It seems that on every wilderness trip there comes a time when people say to themselves ‘what’s the point.’ Whether it is a three kilometer portage, or nasty biting mosquitoes something always seems to come up which brings thoughts of ‘why am I here.’ While these thoughts drift into my mind I am always drawn back to the outdoors in search of peace, beauty, and solitude. The times that I encounter those things far outweigh the ‘why bother’ thoughts that seem to pop up every now and then.
Remembering and wanting to again see the peace and beauty found in the wilderness, four of us loaded our canoes, and packed our gear and food. We drove for hours spending much of that time on a maze of twisting barely used logging roads. We left our deodorant and nice clothes behind and prepared ourselves to slog it out on the open lakes and, most likely, uncleared portages around Atikokan. Our hope was for peace, solitude and the chance to experience beauty; not being content with flipping through someone else’s photo album.
The scene only intensified as we reached our put in, and found fresh bear prints and scat. Our trip had definitely begun. For five days we hoped to enjoy the peace, and beauty found here. Things were heading in that direction as our internal clocks started to coincide with the rising and setting of the sun. It was only the second day but so far we had seen every sunset, and heard the loons crying in the distance.
Around lunchtime on the third day we reached a portage that, in my opinion, would lead us to one of the most beautiful places in Northwestern Ontario. Dirty, sweaty and wearing the same clothes we started the week in, we came over the portage and it is here that the nagging questions of ‘why bother’ began to haunt me.
Just around the point two huge boats come roaring into the bay and dropped anchor close to us.
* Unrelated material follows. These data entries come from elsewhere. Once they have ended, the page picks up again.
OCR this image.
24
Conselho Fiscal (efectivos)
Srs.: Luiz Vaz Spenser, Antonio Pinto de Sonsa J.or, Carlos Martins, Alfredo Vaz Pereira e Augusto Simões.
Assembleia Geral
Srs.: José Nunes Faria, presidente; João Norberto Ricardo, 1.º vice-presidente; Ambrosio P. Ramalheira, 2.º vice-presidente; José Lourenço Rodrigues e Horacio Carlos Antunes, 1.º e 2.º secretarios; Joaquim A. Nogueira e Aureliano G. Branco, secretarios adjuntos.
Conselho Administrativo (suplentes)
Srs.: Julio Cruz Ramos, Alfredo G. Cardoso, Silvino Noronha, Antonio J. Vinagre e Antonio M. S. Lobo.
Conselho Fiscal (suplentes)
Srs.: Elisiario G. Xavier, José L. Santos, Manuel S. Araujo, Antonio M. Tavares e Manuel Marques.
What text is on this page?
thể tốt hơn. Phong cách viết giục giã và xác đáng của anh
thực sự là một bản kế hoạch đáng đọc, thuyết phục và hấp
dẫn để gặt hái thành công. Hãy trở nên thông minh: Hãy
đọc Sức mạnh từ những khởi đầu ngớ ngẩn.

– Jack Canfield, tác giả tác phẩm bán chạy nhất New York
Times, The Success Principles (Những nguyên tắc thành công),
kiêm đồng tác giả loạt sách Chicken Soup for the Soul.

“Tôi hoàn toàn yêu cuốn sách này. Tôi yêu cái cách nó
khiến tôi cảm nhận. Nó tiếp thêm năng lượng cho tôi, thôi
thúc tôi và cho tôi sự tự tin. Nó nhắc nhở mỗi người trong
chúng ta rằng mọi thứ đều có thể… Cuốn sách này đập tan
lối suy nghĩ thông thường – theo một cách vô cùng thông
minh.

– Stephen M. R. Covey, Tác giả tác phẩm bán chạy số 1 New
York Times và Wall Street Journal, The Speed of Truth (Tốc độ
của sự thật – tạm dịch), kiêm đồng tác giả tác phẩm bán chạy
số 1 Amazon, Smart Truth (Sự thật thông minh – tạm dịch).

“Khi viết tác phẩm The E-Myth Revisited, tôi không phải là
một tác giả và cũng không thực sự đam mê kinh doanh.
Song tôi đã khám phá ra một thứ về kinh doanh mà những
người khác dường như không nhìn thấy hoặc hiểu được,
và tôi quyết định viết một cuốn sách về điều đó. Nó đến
As they turned up their Dance Mix 99 or whatever they were listening too, and started reaching into their coolers for eats and drinks. I saw we were worlds apart. We had them, with bronze skin, and clean faces sitting sun bathing, and enjoying cold drinks; and then there was sun burnt and smelly, trying to find shade, while we drank lukewarm water from our Nalgenes.
With all this happening new thoughts crept into my mind. ‘Maybe this idea of peace and solitude isn’t all it’s cracked up to be,’ and ‘why did we do all this work when we could have used the boat launch at the other end of the lake?’ Now feeling slightly embarrassed about my unshaven, dirty bushman look I tried to avoid eye contact and hoped they would go away leaving me to my miserable ‘what’s the point’ thoughts.
Later that night as the sun set and the stars popped out around us a new scene unfolded. The bird chirps and loon calls changed to frog croaks and cricket scratches. A cool evening breeze blew in while we warmed ourselves by the fire and enjoyed a glass of red wine. Then an old comforting thought drifted back into my mind and whispered ‘this is beautiful,’ and at that point I could not think of any place that I would rather be.
Despite the miserable thoughts that every so often creep into my mind I know there is peace and beauty that can only be found in the wilderness. The peace, solitude and beauty will always draw me back.